My boots continued stomping as I headed towards the library. I wondered how my sudden departure from the kingdom to pursue an alliance had been received. Releasing Lance from prison would have raised a few eyebrows. I was too focused onsurviving to put much thought into any of it. Had it been a mistake to go to Norrandale? Back then, it seemed like a risk I needed to take, but now I was back empty-handed and with the knowledge that Cai believed I wouldn’t live up to the great legacy of all the queens of Norrandale.

Lance looked up from a book when I entered the library. “Elara?” There was an expression of slight surprise on his face but no trace of disappointment or distaste. “I didn’t know you’d be arriving today.” I didn’t know what state I’d expected to find him in — raving drunk, surrounded by women maybe. But no, he’d been calmly sitting and reading.

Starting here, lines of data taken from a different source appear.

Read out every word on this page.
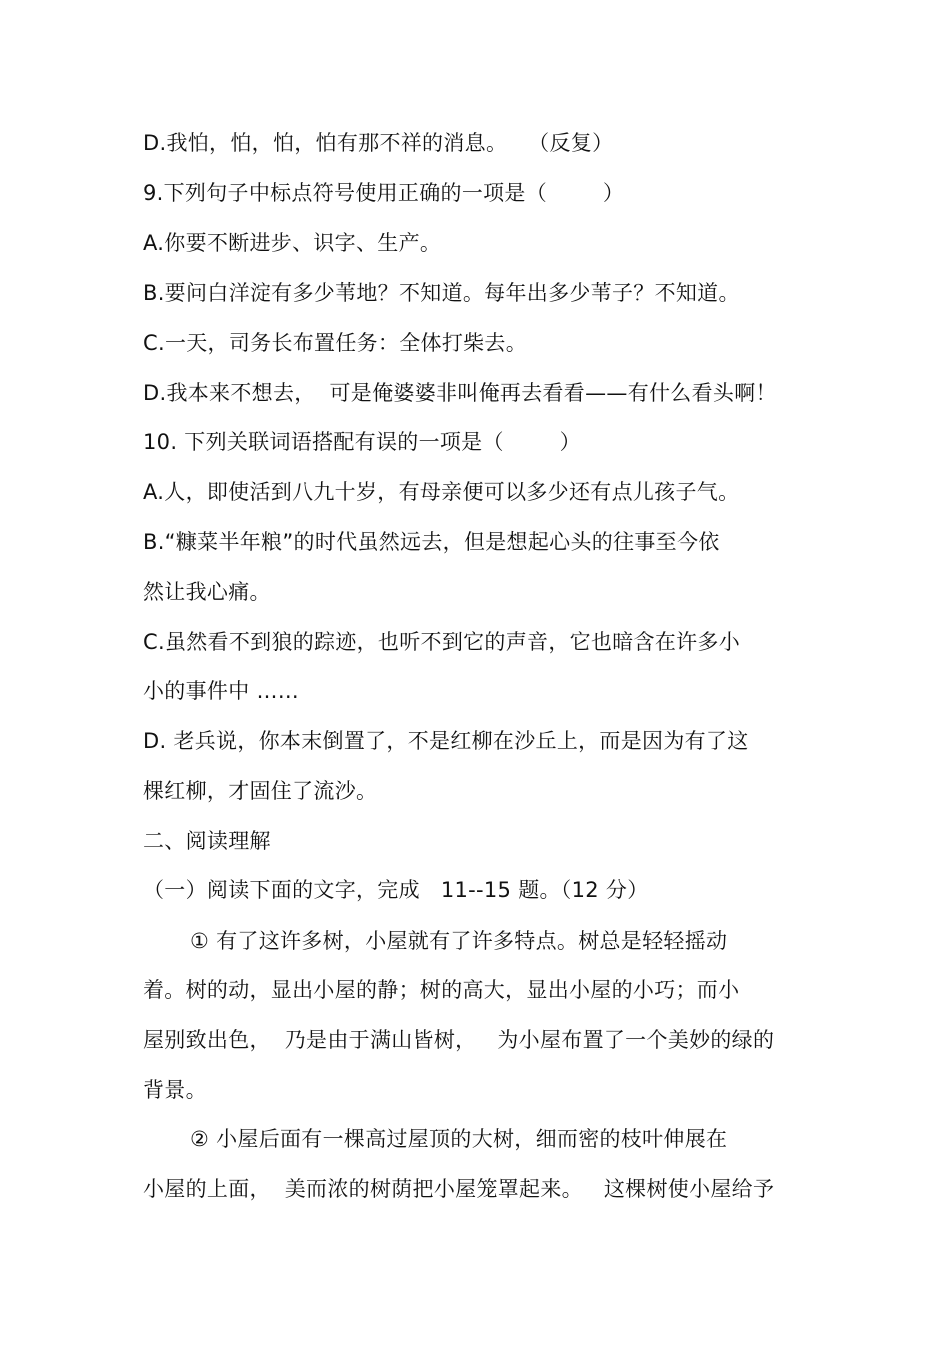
D.我怕，怕，怕，怕有那不祥的消息。   （反复）
9.下列句子中标点符号使用正确的一项是（        ）
A.你要不断进步、识字、生产。
B.要问白洋淀有多少苇地？不知道。每年出多少苇子？不知道。
C.一天，司务长布置任务：全体打柴去。
D.我本来不想去，  可是俺婆婆非叫俺再去看看——有什么看头啊！
10. 下列关联词语搭配有误的一项是（        ）
A.人，即使活到八九十岁，有母亲便可以多少还有点儿孩子气。
B.“糠菜半年粮”的时代虽然远去，但是想起心头的往事至今依
然让我心痛。
C.虽然看不到狼的踪迹，也听不到它的声音，它也暗含在许多小
小的事件中 ……
D. 老兵说，你本末倒置了，不是红柳在沙丘上，而是因为有了这
棵红柳，才固住了流沙。
二、阅读理解
（一）阅读下面的文字，完成   11--15 题。（12 分）
① 有了这许多树，小屋就有了许多特点。树总是轻轻摇动
着。树的动，显出小屋的静；树的高大，显出小屋的小巧；而小
屋别致出色，  乃是由于满山皆树，   为小屋布置了一个美妙的绿的
背景。
② 小屋后面有一棵高过屋顶的大树，细而密的枝叶伸展在
小屋的上面，  美而浓的树荫把小屋笼罩起来。   这棵树使小屋给予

How could everything and everyone be so well and happy when it felt as though my world was falling apart? How was I going to tell him I’d failed? The last thing I was looking for was Lance’s approval. But it felt too shameful to admit that I couldn’t do the single thing that might have saved my claim to the throne. And the only person I had to blame was myself. I was stupid for believing I could do this. Stupid for thinking I could make any kind of a difference. The politics of our situation was too complicated. All of this was too complicated.

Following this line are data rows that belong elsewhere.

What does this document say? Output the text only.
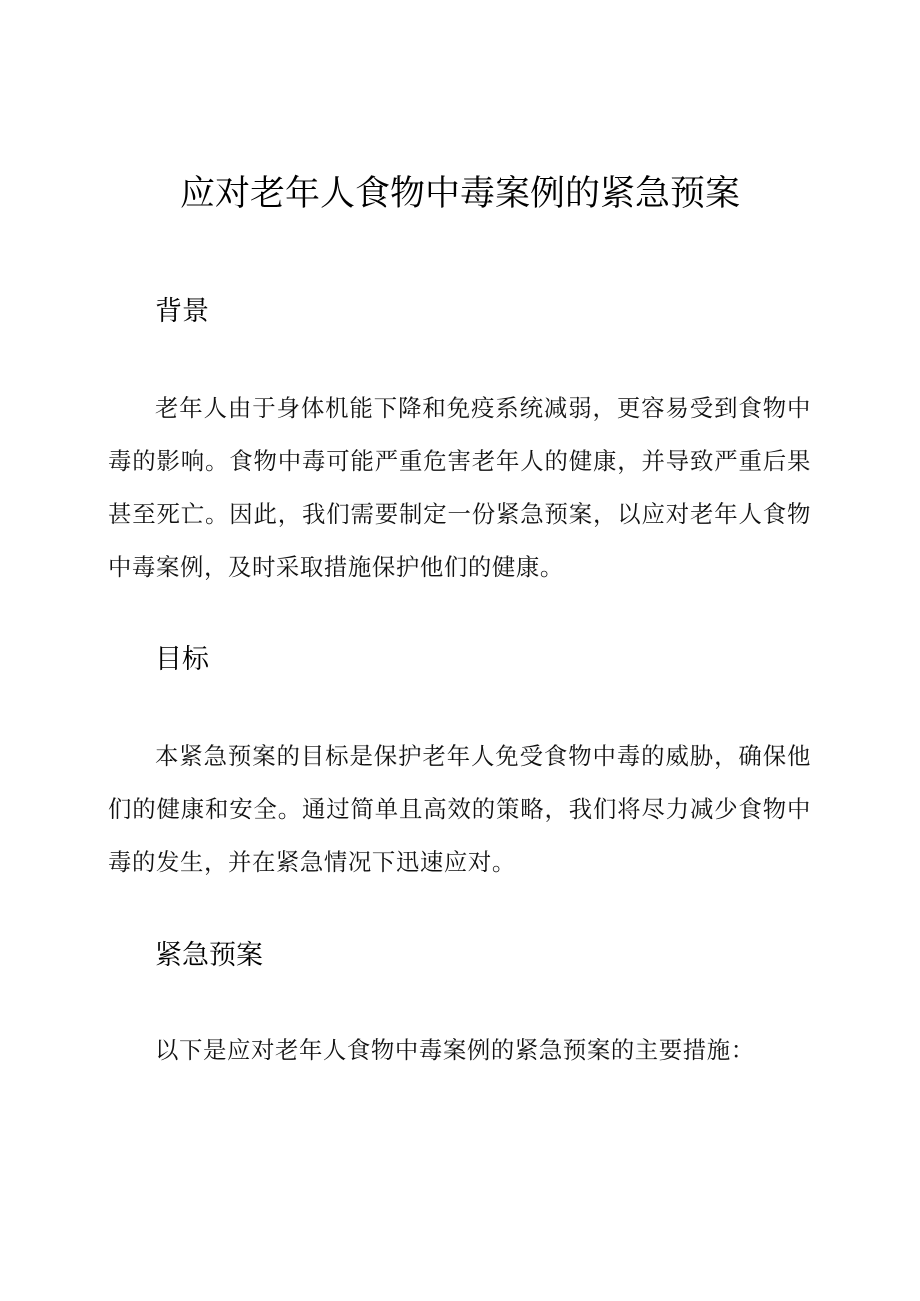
应对老年人食物中毒案例的紧急预案
背景

老年人由于身体机能下降和免疫系统减弱，更容易受到食物中毒的影响。食物中毒可能严重危害老年人的健康，并导致严重后果甚至死亡。因此，我们需要制定一份紧急预案，以应对老年人食物中毒案例，及时采取措施保护他们的健康。

目标

本紧急预案的目标是保护老年人免受食物中毒的威胁，确保他们的健康和安全。通过简单且高效的策略，我们将尽力减少食物中毒的发生，并在紧急情况下迅速应对。

紧急预案

以下是应对老年人食物中毒案例的紧急预案的主要措施：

“Are you all right?” Lance dared to ask. “You look a little pale.”

Pale was the very least of my concerns. I’d managed to hold every piece of myself together all the way from Norrandale. But months of pain and anguish and fear had built up into something horrible.

And I broke.

Tears started streaming down my face. Lance’s expression grew to discomfort, as if he was not quite sure what to do. Which was why he surprised me when he stood up, after a moment, to come over and wrap his arms around me in a brotherly fashion.

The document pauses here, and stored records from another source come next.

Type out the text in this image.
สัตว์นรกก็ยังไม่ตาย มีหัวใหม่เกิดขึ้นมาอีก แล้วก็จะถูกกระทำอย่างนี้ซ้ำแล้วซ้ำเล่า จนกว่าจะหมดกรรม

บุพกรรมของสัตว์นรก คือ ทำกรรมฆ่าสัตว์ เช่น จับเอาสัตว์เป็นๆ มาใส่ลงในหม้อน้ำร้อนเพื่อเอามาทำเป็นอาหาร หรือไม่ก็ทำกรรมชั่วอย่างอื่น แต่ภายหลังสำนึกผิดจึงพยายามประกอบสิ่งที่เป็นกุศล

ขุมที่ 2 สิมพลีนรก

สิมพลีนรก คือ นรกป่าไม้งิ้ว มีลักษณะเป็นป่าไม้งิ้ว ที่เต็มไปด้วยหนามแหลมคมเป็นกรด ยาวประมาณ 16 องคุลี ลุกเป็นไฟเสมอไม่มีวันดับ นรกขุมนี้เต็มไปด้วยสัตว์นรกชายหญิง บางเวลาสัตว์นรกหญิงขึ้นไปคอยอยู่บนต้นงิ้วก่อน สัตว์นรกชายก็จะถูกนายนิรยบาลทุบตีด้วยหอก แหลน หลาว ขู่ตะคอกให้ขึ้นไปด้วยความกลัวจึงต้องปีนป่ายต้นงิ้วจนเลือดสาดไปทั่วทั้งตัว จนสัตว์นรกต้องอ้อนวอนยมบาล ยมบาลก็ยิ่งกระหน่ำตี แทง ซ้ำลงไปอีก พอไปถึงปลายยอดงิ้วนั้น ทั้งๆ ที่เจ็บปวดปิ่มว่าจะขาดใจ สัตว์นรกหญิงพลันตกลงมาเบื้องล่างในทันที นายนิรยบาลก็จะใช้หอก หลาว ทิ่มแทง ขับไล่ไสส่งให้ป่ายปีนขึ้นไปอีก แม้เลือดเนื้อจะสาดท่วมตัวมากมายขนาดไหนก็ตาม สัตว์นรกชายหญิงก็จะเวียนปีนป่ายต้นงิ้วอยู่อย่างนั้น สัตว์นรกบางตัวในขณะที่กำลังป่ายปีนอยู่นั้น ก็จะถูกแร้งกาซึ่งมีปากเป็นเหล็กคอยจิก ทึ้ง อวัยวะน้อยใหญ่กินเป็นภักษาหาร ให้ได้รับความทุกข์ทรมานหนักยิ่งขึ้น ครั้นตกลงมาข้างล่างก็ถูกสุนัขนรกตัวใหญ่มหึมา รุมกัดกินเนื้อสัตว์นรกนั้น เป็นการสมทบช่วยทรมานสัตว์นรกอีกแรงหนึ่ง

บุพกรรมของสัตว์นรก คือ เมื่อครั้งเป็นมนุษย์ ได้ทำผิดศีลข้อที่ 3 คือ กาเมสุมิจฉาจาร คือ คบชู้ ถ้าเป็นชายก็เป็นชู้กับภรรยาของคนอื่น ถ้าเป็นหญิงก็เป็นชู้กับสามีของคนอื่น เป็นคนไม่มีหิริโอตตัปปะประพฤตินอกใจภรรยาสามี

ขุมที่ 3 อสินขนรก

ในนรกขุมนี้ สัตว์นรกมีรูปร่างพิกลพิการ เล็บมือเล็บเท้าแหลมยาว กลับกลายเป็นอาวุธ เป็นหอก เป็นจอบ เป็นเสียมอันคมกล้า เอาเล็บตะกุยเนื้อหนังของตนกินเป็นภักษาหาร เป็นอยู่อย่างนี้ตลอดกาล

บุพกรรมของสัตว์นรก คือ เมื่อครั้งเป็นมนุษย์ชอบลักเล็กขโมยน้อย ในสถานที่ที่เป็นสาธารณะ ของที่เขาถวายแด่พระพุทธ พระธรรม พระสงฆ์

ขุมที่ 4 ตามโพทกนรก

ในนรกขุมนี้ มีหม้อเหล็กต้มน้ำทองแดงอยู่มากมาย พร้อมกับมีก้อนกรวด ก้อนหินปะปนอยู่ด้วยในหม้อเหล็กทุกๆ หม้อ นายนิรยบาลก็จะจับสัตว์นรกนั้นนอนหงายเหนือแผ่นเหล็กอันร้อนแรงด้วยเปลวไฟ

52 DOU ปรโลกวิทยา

It was strange, perhaps even wrong considering our past. I didn’t want him to see my pain. But right then, he was the onlyperson there. And I needed it. Despite my instincts screaming at me, I needed just to be held.

In the end, I suppose, we were all only human.

And so, I let him hold me. But only for a second or two before I pulled away, clearing my throat.

“Should I call for some tea?” he asked, looking uncomfortable, but I shook my head, taking a seat in one of the library chairs. Lance sat across from me, reclining comfortably. The only person I knew who always seemed to be at ease.

“Do you want to tell me what happened?”

“What do you care?” I sniffed. He may have been my brother, but he was certainly not my friend. He was half the reason I was in this mess.

“I care because if you lose the crown, then you and I are screwed, little sister.”

And there was the Lance I knew. The one who would only help as long as it entertained his own selfish goals.

“The matters here in Everness need my attention. I haven’t managed to secure the alliance yet. We’d certainly create a reputation in this family if we both manage to lose our crown in the first year of our reign.”